Meade was serving on survey duty of the Great Lakes when the Civil War broke out. On August 31, 1861, he was appointed Brigadier General of Volunteers and given command of the second brigade of Pennsylvania troops just then organized. He spent that Fall, and the winter of 61/62 working on the Defenses of Washington. On June 18th he was promoted to Major in the Regular Army and joined McClellan in the peninsula commanding the 2nd Brigade, 3rd Division, 5th Corps, Army of the Potomac (A.O.P.). He fought at Mechanicsville, Gaines Mills, and Glendale. On June 30th he was severely wounded in two places and went on sick leave. Partially recovered, he returned to command the 1st Brigade, 3rd Division, Army of Virginia on August 26th. On September 12th he was transferred to command the 3rd Division of the 1st Corps, which he led at South Mountain and Antietam and eventually at Fredericksburg. On November 29th he was promoted to Major General of Volunteers, and on December 25th he was given command of the 5th Corps which he led at Chancellorsville. On June 28, 1863, Meade was given command of the A.O.P. After the Battle of Gettysburg, he was promoted to Brigadier general in the Regular Army for his actions and given the Thanks of Congress. In the next six months the A.O.P. participated in only two indecisive campaigns: Bristoe Station and Mine Run. In the following Spring (1864), U.S. Grant elected to make his headquarters with the A.O.P. From this time until Lee’s surrender at Appomattox Court House, Meade was Grant’s subordinate, although nominally in command of the A.O.P.

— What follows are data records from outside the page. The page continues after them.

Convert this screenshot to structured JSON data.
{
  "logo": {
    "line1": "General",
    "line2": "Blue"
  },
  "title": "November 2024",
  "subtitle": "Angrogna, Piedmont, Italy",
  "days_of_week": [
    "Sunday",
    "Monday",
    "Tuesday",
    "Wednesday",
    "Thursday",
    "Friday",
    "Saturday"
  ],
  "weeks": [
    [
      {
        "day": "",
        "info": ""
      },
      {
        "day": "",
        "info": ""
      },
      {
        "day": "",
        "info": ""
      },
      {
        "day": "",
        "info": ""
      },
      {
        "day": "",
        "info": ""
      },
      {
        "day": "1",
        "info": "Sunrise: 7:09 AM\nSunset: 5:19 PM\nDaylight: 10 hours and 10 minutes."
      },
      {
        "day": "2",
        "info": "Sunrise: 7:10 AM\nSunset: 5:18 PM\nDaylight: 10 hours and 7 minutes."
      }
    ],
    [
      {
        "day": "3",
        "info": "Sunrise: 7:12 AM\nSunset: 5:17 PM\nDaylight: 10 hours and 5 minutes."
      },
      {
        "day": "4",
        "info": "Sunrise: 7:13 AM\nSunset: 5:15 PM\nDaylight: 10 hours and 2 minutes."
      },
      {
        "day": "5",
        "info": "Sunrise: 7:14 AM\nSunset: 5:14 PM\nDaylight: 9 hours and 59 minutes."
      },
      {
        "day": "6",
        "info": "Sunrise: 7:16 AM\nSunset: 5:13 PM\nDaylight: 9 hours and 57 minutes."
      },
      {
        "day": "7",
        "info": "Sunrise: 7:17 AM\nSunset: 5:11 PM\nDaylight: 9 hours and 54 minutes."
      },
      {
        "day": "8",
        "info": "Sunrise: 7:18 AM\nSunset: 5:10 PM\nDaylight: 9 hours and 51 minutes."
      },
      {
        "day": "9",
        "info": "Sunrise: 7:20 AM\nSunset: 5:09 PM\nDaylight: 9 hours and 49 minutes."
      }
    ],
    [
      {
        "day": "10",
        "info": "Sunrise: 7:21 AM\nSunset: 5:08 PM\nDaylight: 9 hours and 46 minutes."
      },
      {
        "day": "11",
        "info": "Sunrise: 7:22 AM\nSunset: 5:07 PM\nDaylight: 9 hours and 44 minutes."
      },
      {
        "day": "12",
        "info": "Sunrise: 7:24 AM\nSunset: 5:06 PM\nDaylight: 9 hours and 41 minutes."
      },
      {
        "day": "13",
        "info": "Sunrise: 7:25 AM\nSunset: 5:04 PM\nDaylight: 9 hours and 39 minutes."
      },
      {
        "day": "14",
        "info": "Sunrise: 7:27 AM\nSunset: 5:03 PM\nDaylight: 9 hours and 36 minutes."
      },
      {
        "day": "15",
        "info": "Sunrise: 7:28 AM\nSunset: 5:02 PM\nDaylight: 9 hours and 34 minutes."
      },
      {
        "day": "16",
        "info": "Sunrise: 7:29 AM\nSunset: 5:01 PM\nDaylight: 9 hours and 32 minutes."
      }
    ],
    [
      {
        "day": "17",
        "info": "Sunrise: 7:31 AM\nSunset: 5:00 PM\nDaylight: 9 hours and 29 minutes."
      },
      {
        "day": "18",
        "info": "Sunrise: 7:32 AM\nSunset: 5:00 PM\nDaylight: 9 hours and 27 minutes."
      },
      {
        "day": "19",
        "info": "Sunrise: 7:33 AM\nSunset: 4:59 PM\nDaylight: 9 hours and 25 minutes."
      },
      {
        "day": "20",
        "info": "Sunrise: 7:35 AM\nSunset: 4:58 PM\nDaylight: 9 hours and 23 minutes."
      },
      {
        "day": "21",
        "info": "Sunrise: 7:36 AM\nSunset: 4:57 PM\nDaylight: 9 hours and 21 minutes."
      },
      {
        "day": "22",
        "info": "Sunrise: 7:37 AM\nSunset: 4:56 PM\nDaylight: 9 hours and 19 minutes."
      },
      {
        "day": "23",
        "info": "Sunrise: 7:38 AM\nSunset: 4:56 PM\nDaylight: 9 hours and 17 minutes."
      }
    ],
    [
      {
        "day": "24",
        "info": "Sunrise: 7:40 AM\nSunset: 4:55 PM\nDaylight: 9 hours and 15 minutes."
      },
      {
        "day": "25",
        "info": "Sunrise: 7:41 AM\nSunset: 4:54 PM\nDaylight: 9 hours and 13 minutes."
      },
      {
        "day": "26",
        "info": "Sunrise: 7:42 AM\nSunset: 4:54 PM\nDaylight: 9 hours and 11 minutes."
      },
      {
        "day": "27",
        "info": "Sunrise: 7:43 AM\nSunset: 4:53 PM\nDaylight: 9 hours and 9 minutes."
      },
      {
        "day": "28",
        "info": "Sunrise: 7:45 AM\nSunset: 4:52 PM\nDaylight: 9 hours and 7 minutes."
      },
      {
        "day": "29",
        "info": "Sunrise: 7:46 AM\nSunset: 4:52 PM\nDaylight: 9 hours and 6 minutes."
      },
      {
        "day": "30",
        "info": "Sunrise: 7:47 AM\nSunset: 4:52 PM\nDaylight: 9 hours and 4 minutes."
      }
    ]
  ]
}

He fought at Wilderness, Spotsylvania, Cold Harbor and Petersburg. On August 18, 1864, he was promoted to the rank of Major General in the Regular Army.

At the end of the war, Grant said that Meade “was the right man in the right place” and would “defy any man to name a commander who could’ve done more than Meade did with the same chances”.

Meade was mustered out of the Volunteer Service, but he continued in the Regular Army.